Malgré certaines avancées, la Tunisie a-t-elle fait un pas en avant pour mieux reculer?

Si Amina la «Femen» tunisienne, a écopé d’une amende en attendant un procès bis, Jaber El Mejri croule en prison depuis le 5 mars 2012. A 29 ans, ce ne sont pas ses rêves qui le rendent fou de joie et d’énergie mais bel et bien le chômage qui plombe son quotidien. La vie virtuelle est alors un recours et comme des centaines de milliers de jeunes, il s’y active. La «révolution» du 14 janvier lui donne des ailes et il laisse exploser ses idées, sa liberté…

Il publie sur sa page des caricatures et des propos, considérés provocants contre l’Islam. Le procès et la condamnation ne tardent pas. Le verdict est lourd : Sept ans et demi de prison ! Le chef d’inculpation se résume à la publication de documents qui sont de nature à «perturber l’ordre public et à nuire aux bonnes mœurs», et ce en vertu d’un article du Code pénal qui stipule que toute personne portant atteinte aux bonnes mœurs qui s’est «sciemment rendu coupable d’outrage à la pudeur» est passible d’une peine d’emprisonnement…

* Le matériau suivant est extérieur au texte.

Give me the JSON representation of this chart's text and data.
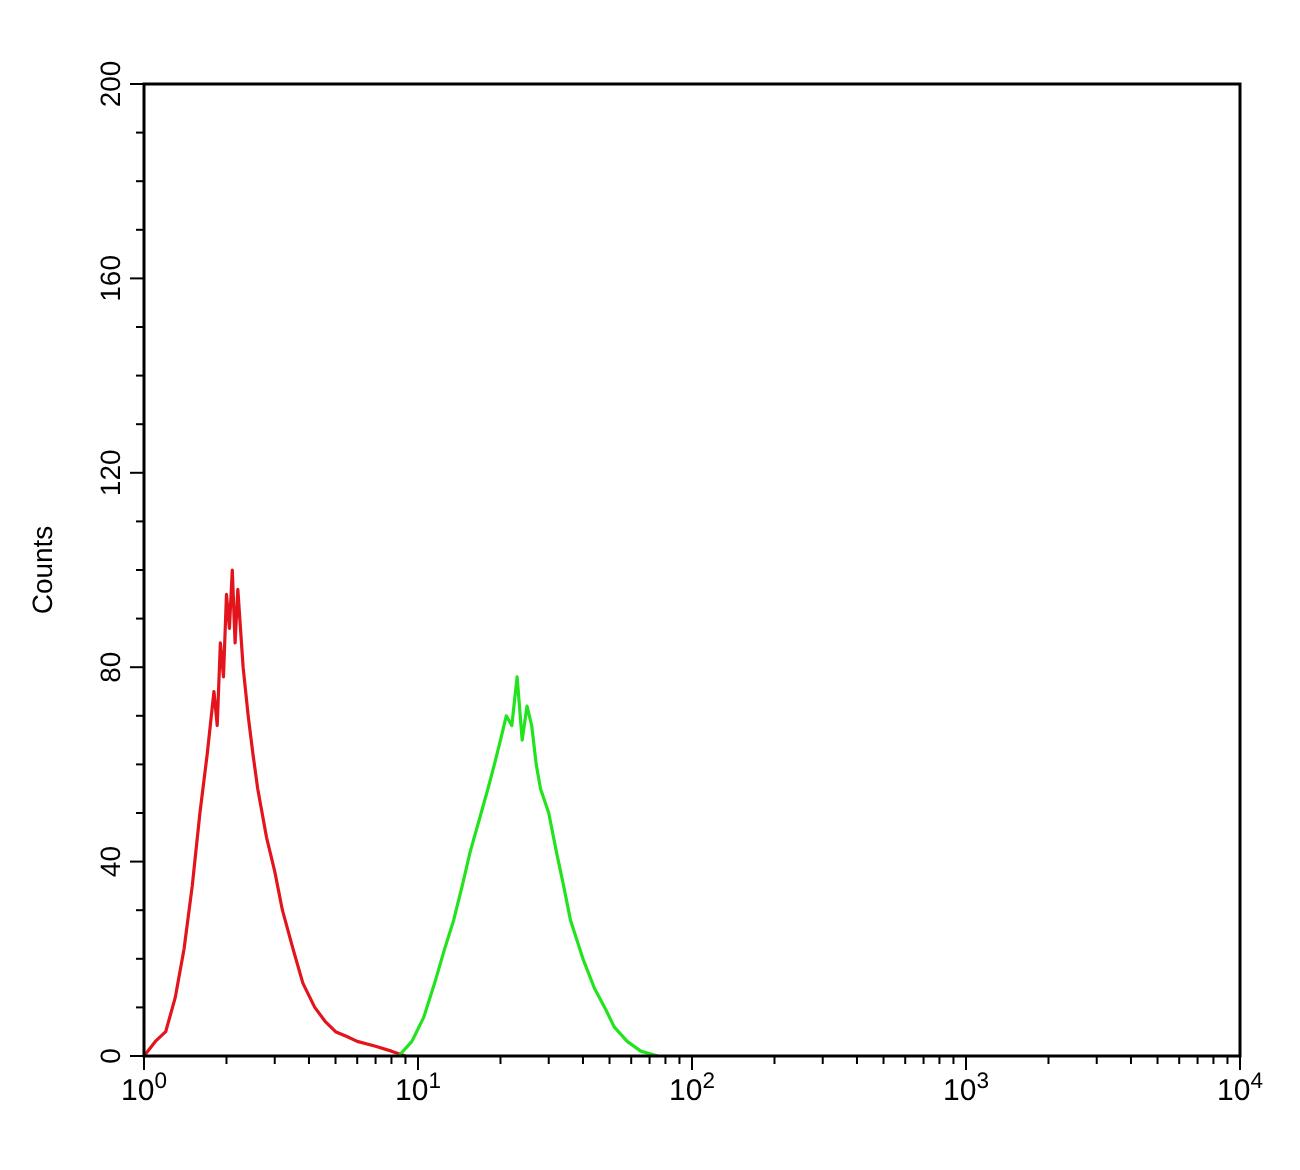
{
  "chart_data": {
    "type": "line",
    "ylabel": "Counts",
    "log": "x",
    "xlim": [
      1,
      10000
    ],
    "ylim": [
      0,
      200
    ],
    "xticks": [
      {
        "value": 1,
        "label": "10$^{0}$"
      },
      {
        "value": 2,
        "label": null
      },
      {
        "value": 3,
        "label": null
      },
      {
        "value": 4,
        "label": null
      },
      {
        "value": 5,
        "label": null
      },
      {
        "value": 6,
        "label": null
      },
      {
        "value": 7,
        "label": null
      },
      {
        "value": 8,
        "label": null
      },
      {
        "value": 9,
        "label": null
      },
      {
        "value": 10,
        "label": "10$^{1}$"
      },
      {
        "value": 20,
        "label": null
      },
      {
        "value": 30,
        "label": null
      },
      {
        "value": 40,
        "label": null
      },
      {
        "value": 50,
        "label": null
      },
      {
        "value": 60,
        "label": null
      },
      {
        "value": 70,
        "label": null
      },
      {
        "value": 80,
        "label": null
      },
      {
        "value": 90,
        "label": null
      },
      {
        "value": 100,
        "label": "10$^{2}$"
      },
      {
        "value": 200,
        "label": null
      },
      {
        "value": 300,
        "label": null
      },
      {
        "value": 400,
        "label": null
      },
      {
        "value": 500,
        "label": null
      },
      {
        "value": 600,
        "label": null
      },
      {
        "value": 700,
        "label": null
      },
      {
        "value": 800,
        "label": null
      },
      {
        "value": 900,
        "label": null
      },
      {
        "value": 1000,
        "label": "10$^{3}$"
      },
      {
        "value": 2000,
        "label": null
      },
      {
        "value": 3000,
        "label": null
      },
      {
        "value": 4000,
        "label": null
      },
      {
        "value": 5000,
        "label": null
      },
      {
        "value": 6000,
        "label": null
      },
      {
        "value": 7000,
        "label": null
      },
      {
        "value": 8000,
        "label": null
      },
      {
        "value": 9000,
        "label": null
      },
      {
        "value": 10000,
        "label": "10$^{4}$"
      }
    ],
    "yticks": [
      0,
      {
        "value": 10,
        "label": null
      },
      {
        "value": 20,
        "label": null
      },
      {
        "value": 30,
        "label": null
      },
      40,
      {
        "value": 50,
        "label": null
      },
      {
        "value": 60,
        "label": null
      },
      {
        "value": 70,
        "label": null
      },
      80,
      {
        "value": 90,
        "label": null
      },
      {
        "value": 100,
        "label": null
      },
      {
        "value": 110,
        "label": null
      },
      120,
      {
        "value": 130,
        "label": null
      },
      {
        "value": 140,
        "label": null
      },
      {
        "value": 150,
        "label": null
      },
      160,
      {
        "value": 170,
        "label": null
      },
      {
        "value": 180,
        "label": null
      },
      {
        "value": 190,
        "label": null
      },
      200
    ],
    "grid": false,
    "series": [
      {
        "color": "#e3141c",
        "x": [
          1.0,
          1.1,
          1.2,
          1.3,
          1.4,
          1.5,
          1.6,
          1.7,
          1.8,
          1.85,
          1.9,
          1.95,
          2.0,
          2.05,
          2.1,
          2.15,
          2.2,
          2.3,
          2.4,
          2.5,
          2.6,
          2.8,
          3.0,
          3.2,
          3.5,
          3.8,
          4.2,
          4.6,
          5.0,
          5.5,
          6.0,
          7.0,
          8.0,
          9.0
        ],
        "values": [
          0,
          3,
          5,
          12,
          22,
          35,
          50,
          62,
          75,
          68,
          85,
          78,
          95,
          88,
          100,
          85,
          96,
          80,
          70,
          62,
          55,
          45,
          38,
          30,
          22,
          15,
          10,
          7,
          5,
          4,
          3,
          2,
          1,
          0
        ]
      },
      {
        "color": "#22e31e",
        "x": [
          8.5,
          9.5,
          10.5,
          11.5,
          12.5,
          13.5,
          14.5,
          15.5,
          17,
          18,
          19,
          20,
          21,
          22,
          23,
          24,
          25,
          26,
          27,
          28,
          30,
          32,
          34,
          36,
          40,
          44,
          48,
          52,
          58,
          65,
          75
        ],
        "values": [
          0,
          3,
          8,
          15,
          22,
          28,
          35,
          42,
          50,
          55,
          60,
          65,
          70,
          68,
          78,
          65,
          72,
          68,
          60,
          55,
          50,
          42,
          35,
          28,
          20,
          14,
          10,
          6,
          3,
          1,
          0
        ]
      }
    ]
  }
}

Dans son jugement, le tribunal s’est basé sur les dispositions de l’Article 121 ter et 226 bis du Code pénal et de l’Article 81 du Code des télécommunications.

Ces textes étaient l’instrument légal de répression auquel recourrait l’ancien régime pour opprimer ses opposants politiques d’antan et dont une grande partie est au pouvoir désormais ont été poursuivis et jugés. Cela fait dire à Sarah Leah Whitson, directrice de la Division Moyen-Orient et Afrique du Nord à Human Rights Watch que «Tant que ces lois répressives de l’ère Ben Ali sont en vigueur, les autorités seront tentées de les utiliser à chaque fois que cela les arrange politiquement». Et en matière de politique, c’est vraiment un brouhaha total si ce n’est une gabegie!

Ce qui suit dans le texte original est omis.